Paul sah sie glasig und verständnislos an.

„Ich werde ihr Co-Autor, verstehen Sie?“ erklärte sie nochmals.

„Also, Sie korrigieren die 20 Rechtschreibfehler und sind von jetzt an mein Co-Autor?“, fragte Paul fassungslos.

„Genau?“

„Habe ich da eine Wahl?“ fragte er misstrauisch.

„Im Prinzip nicht“, erklärte Elke, die das Gefühl hatte, dass er endlich verstand, worum es ging.

„Allein können Sie das doch gar nicht. Ihnen fehlt jeder Sinn für die sprachliche Ordnung, ohne jemanden wie mich, sind Sie doch verloren im Universum all dieser Wörter. Sie brauchen mich, verstehen Sie das denn nicht?!“

„Tatsächlich?“

„Ja natürlich“, erklärte Elke, die sicher war, dass es endlich vorwärts ging mit diesem Ignoranten.

„Sehen Sie, ich kann mich sprachlich überall hinein versetzen. Ich werde dafür sorgen, dass Ihre Geschichten so sind, wie sie sein sollten. Sprachlich bin ich im Prinzip eine Katze. Genauso wendig und elegant!“
„Eine Katze?“ fragte Paul nachdenklich. „Aber so viele Leben haben Sie hoffentlich nicht“, säuselte er dann trunken und schubste Elke unauffällig vor die gerade einfahrende U-Bahn.
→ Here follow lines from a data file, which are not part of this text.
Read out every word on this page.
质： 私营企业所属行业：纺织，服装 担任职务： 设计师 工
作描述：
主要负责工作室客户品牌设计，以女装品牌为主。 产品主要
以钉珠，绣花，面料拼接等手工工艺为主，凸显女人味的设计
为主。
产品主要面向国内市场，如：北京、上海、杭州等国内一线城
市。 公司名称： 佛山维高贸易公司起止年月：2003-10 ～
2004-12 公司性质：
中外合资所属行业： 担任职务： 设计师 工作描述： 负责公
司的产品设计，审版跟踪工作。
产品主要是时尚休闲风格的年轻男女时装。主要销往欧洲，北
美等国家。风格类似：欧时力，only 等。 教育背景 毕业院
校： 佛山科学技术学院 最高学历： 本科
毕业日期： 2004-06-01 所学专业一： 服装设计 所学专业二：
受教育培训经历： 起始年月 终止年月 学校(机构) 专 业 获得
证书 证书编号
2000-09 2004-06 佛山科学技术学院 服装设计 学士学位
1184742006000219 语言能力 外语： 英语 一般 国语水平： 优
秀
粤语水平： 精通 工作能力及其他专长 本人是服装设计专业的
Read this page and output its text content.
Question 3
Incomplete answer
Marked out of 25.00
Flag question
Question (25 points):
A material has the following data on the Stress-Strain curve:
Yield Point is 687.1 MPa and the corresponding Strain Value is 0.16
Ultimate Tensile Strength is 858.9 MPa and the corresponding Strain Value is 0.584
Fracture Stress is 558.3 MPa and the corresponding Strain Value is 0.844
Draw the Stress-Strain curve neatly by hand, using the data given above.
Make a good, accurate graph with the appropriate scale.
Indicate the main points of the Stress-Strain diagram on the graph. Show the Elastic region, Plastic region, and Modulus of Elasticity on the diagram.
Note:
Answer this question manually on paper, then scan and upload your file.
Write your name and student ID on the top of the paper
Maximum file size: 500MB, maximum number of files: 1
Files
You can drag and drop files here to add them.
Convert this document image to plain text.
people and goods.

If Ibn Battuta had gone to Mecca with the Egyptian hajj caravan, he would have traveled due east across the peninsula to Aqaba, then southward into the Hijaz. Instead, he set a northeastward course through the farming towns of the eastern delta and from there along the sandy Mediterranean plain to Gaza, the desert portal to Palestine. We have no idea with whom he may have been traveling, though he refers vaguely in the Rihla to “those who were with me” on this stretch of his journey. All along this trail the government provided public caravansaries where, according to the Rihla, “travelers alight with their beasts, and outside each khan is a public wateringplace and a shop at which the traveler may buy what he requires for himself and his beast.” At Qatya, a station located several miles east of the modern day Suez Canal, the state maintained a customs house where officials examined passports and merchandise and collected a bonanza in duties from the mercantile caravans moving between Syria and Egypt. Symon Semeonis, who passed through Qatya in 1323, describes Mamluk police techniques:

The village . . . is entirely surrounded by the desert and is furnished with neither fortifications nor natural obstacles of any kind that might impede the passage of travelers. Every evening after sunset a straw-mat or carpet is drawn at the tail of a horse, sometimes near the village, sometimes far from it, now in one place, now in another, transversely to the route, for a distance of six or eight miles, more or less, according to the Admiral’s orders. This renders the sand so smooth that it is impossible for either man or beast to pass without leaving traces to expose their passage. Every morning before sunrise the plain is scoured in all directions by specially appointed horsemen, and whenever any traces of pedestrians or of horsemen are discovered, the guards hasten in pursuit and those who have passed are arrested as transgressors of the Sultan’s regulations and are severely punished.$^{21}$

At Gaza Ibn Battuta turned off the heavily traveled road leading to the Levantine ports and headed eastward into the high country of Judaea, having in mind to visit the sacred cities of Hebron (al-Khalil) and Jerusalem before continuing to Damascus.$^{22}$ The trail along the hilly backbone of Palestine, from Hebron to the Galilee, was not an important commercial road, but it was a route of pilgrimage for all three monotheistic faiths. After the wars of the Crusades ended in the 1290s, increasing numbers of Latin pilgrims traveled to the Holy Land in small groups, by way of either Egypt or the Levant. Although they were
Er sah nicht einmal hin, wie sich Elkes Körper mit seiner Kotze vereinigte. Damit war jetzt Ruhe. Wenngleich jetzt auf dem Bahnsteig das Chaos erst richtig losging.

Paul kratzte das nicht. Von diesem Typ Volksschullehrerin hatte Paul schon seit der dritten Klasse die Schnauze voll gehabt. Sein Leben war lange im Arsch. Ob mit oder ohne Rechtschreibung. Da war es ihm auch egal, ob sie ihn wegen Totschlags drankriegten oder nicht. Im Knast könnte er vermutlich endlich in Ruhe schreiben.

Schweigend setzte er sich in die U-Bahn auf dem Gleis gegenüber und versuchte ein wenig zu schlafen. Wenn er jetzt in die Gegenrichtung fuhr, waren es acht Stationen mehr. Irgendwie war Paul sich sicher, dass diese ihm eigentlich unbekannte Frau bereits eine so dicke Krankenakte hatte, dass ihr putativer Selbstmord vermutlich wenig Fragen aufwerfen würde. Und vermissen würde sie wohl auch niemand. Außer vielleicht ein paar Katzen im Tierheim.